Behind the light-hearted tone lies a serious concern, Kardashian is in the midst of completing a law programme via the California Law Office Study Programme, having passed the 'baby bar' exam in 2021 and now awaiting results of the full bar.

The California bar exam is widely regarded as one of the toughest in the US, with pass rates hovering around 53.8%.

The Social Media Backlash and the 'Mor*N' Mocking

As soon as her comments became public, social-media reactions were swift and brutal. Posts branding Kardashian a 'moron' for publicly confessing to relying on a non-expert chatbot for legal study questions proliferated across TikTok and X.

The headlines, 'She is a mor*n!' stems from fans frustration at what they see as both hubris and naivety.

The backlash signals broader concerns about the role of AI in professional training.
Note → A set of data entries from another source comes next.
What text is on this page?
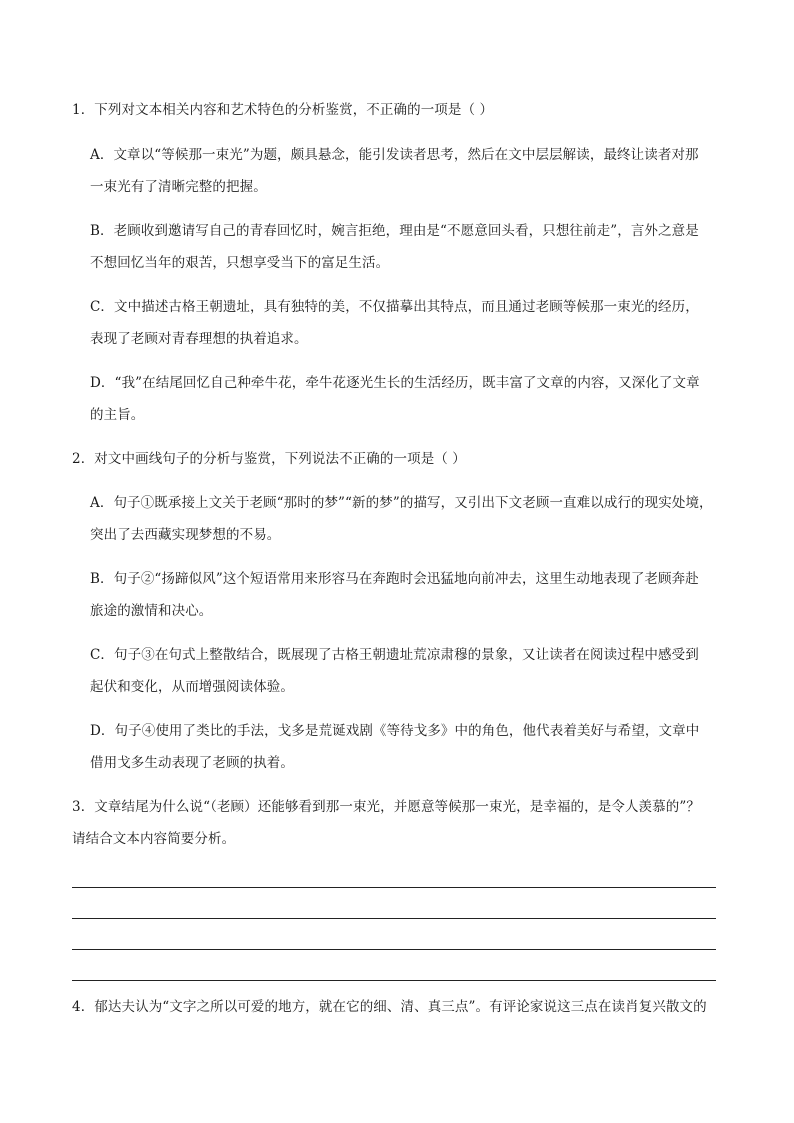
1．下列对文本相关内容和艺术特色的分析鉴赏，不正确的一项是（ ）
A．文章以“等候那一束光”为题，颇具悬念，能引发读者思考，然后在文中层层解读，最终让读者对那
一束光有了清晰完整的把握。
B．老顾收到邀请写自己的青春回忆时，婉言拒绝，理由是“不愿意回头看，只想往前走”，言外之意是
不想回忆当年的艰苦，只想享受当下的富足生活。
C．文中描述古格王朝遗址，具有独特的美，不仅描摹出其特点，而且通过老顾等候那一束光的经历，
表现了老顾对青春理想的执着追求。
D．“我”在结尾回忆自己种牵牛花，牵牛花逐光生长的生活经历，既丰富了文章的内容，又深化了文章
的主旨。
2．对文中画线句子的分析与鉴赏，下列说法不正确的一项是（ ）
A．句子①既承接上文关于老顾“那时的梦”“新的梦”的描写，又引出下文老顾一直难以成行的现实处境，
突出了去西藏实现梦想的不易。
B．句子②“扬蹄似风”这个短语常用来形容马在奔跑时会迅猛地向前冲去，这里生动地表现了老顾奔赴
旅途的激情和决心。
C．句子③在句式上整散结合，既展现了古格王朝遗址荒凉肃穆的景象，又让读者在阅读过程中感受到
起伏和变化，从而增强阅读体验。
D．句子④使用了类比的手法，戈多是荒诞戏剧《等待戈多》中的角色，他代表着美好与希望，文章中
借用戈多生动表现了老顾的执着。
3．文章结尾为什么说“（老顾）还能够看到那一束光，并愿意等候那一束光，是幸福的，是令人羡慕的”？
请结合文本内容简要分析。
4．郁达夫认为“文字之所以可爱的地方，就在它的细、清、真三点”。有评论家说这三点在读肖复兴散文的
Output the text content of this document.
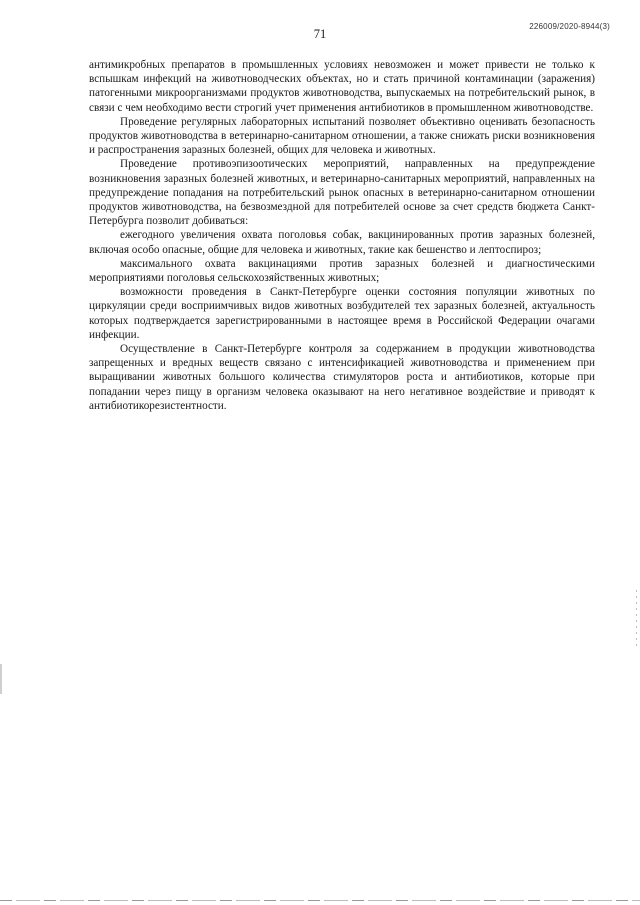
226009/2020-8944(3)
71

антимикробных препаратов в промышленных условиях невозможен и может привести не только к вспышкам инфекций на животноводческих объектах, но и стать причиной контаминации (заражения) патогенными микроорганизмами продуктов животноводства, выпускаемых на потребительский рынок, в связи с чем необходимо вести строгий учет применения антибиотиков в промышленном животноводстве.

Проведение регулярных лабораторных испытаний позволяет объективно оценивать безопасность продуктов животноводства в ветеринарно-санитарном отношении, а также снижать риски возникновения и распространения заразных болезней, общих для человека и животных.

Проведение противоэпизоотических мероприятий, направленных на предупреждение возникновения заразных болезней животных, и ветеринарно-санитарных мероприятий, направленных на предупреждение попадания на потребительский рынок опасных в ветеринарно-санитарном отношении продуктов животноводства, на безвозмездной для потребителей основе за счет средств бюджета Санкт-Петербурга позволит добиваться:

ежегодного увеличения охвата поголовья собак, вакцинированных против заразных болезней, включая особо опасные, общие для человека и животных, такие как бешенство и лептоспироз;

максимального охвата вакцинациями против заразных болезней и диагностическими мероприятиями поголовья сельскохозяйственных животных;

возможности проведения в Санкт-Петербурге оценки состояния популяции животных по циркуляции среди восприимчивых видов животных возбудителей тех заразных болезней, актуальность которых подтверждается зарегистрированными в настоящее время в Российской Федерации очагами инфекции.

Осуществление в Санкт-Петербурге контроля за содержанием в продукции животноводства запрещенных и вредных веществ связано с интенсификацией животноводства и применением при выращивании животных большого количества стимуляторов роста и антибиотиков, которые при попадании через пищу в организм человека оказывают на него негативное воздействие и приводят к антибиотикорезистентности.
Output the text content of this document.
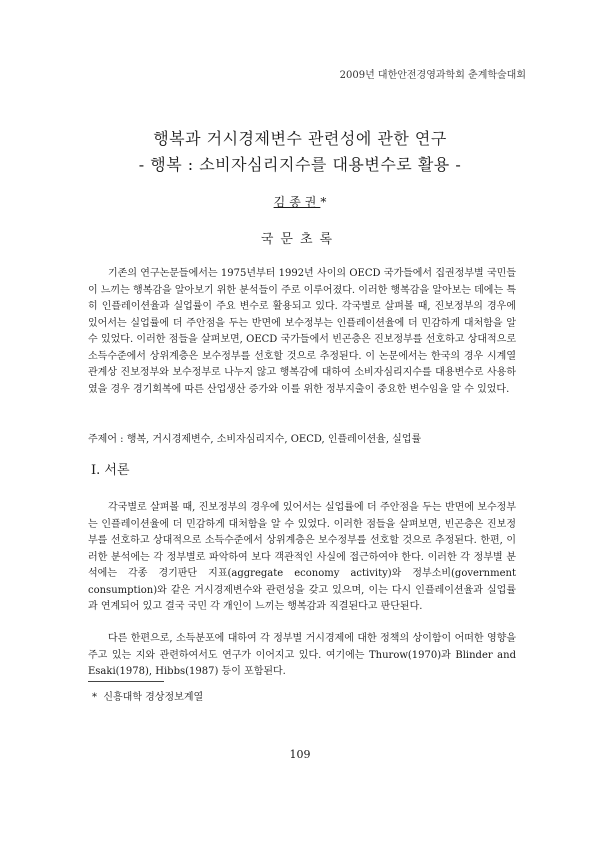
2009년 대한안전경영과학회 춘계학술대회
행복과 거시경제변수 관련성에 관한 연구
- 행복 : 소비자심리지수를 대용변수로 활용 -
김종권*
국문초록

기존의 연구논문들에서는 1975년부터 1992년 사이의 OECD 국가들에서 집권정부별 국민들이 느끼는 행복감을 알아보기 위한 분석들이 주로 이루어졌다. 이러한 행복감을 알아보는 데에는 특히 인플레이션율과 실업률이 주요 변수로 활용되고 있다. 각국별로 살펴볼 때, 진보정부의 경우에 있어서는 실업률에 더 주안점을 두는 반면에 보수정부는 인플레이션율에 더 민감하게 대처함을 알 수 있었다. 이러한 점들을 살펴보면, OECD 국가들에서 빈곤층은 진보정부를 선호하고 상대적으로 소득수준에서 상위계층은 보수정부를 선호할 것으로 추정된다. 이 논문에서는 한국의 경우 시계열 관계상 진보정부와 보수정부로 나누지 않고 행복감에 대하여 소비자심리지수를 대용변수로 사용하였을 경우 경기회복에 따른 산업생산 증가와 이를 위한 정부지출이 중요한 변수임을 알 수 있었다.

주제어 : 행복, 거시경제변수, 소비자심리지수, OECD, 인플레이션율, 실업률
Ⅰ. 서론

각국별로 살펴볼 때, 진보정부의 경우에 있어서는 실업률에 더 주안점을 두는 반면에 보수정부는 인플레이션율에 더 민감하게 대처함을 알 수 있었다. 이러한 점들을 살펴보면, 빈곤층은 진보정부를 선호하고 상대적으로 소득수준에서 상위계층은 보수정부를 선호할 것으로 추정된다. 한편, 이러한 분석에는 각 정부별로 파악하여 보다 객관적인 사실에 접근하여야 한다. 이러한 각 정부별 분석에는 각종 경기판단 지표(aggregate economy activity)와 정부소비(government consumption)와 같은 거시경제변수와 관련성을 갖고 있으며, 이는 다시 인플레이션율과 실업률과 연계되어 있고 결국 국민 각 개인이 느끼는 행복감과 직결된다고 판단된다.

다른 한편으로, 소득분포에 대하여 각 정부별 거시경제에 대한 정책의 상이함이 어떠한 영향을 주고 있는 지와 관련하여서도 연구가 이어지고 있다. 여기에는 Thurow(1970)과 Blinder and Esaki(1978), Hibbs(1987) 등이 포함된다.

* 신흥대학 경상정보계열
109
Critics argue that AI chatbots can produce plausible yet incorrect responses, making them unreliable for specialised fields like law. Indeed, OpenAI's own guidelines caution chatbots should not be used as a substitute for expert legal advice.

Implications for AI Use in Legal Education and Celebrity Accountability

Kardashian's disclosure raises two interlinked questions, one about celebrity accountability, the other about AI as a study tool. On celebrity accountability, there's a view that Kardashian's public admission inadvertently undermines her credibility as a serious legal aspirant. Her legal activism, especially on criminal justice reform, may take a reputational hit if audiences view her as unserious.

On the AI front, her experience illustrates the risks of using generative models in high-stakes educational contexts. While AI is promoted for study support, this episode shows what can happen when a user treats it as a 'legal adviser'. That mistrust may lead to under-preparation, confusion, or mistakes.

Legal-education experts caution that law is a discipline rooted in precedent, nuance, and structured argument, and an AI model, however polished, cannot substitute for structured study under supervision. The bar exam itself spans multiple essay questions, a performance task, and 200 multiple-choice questions, demanding far more than what an AI snapshot can deliver.

Kardashian's moment of candour may yet turn into a teachable moment; for her, for law students, and for anyone tempted to treat AI as infallible.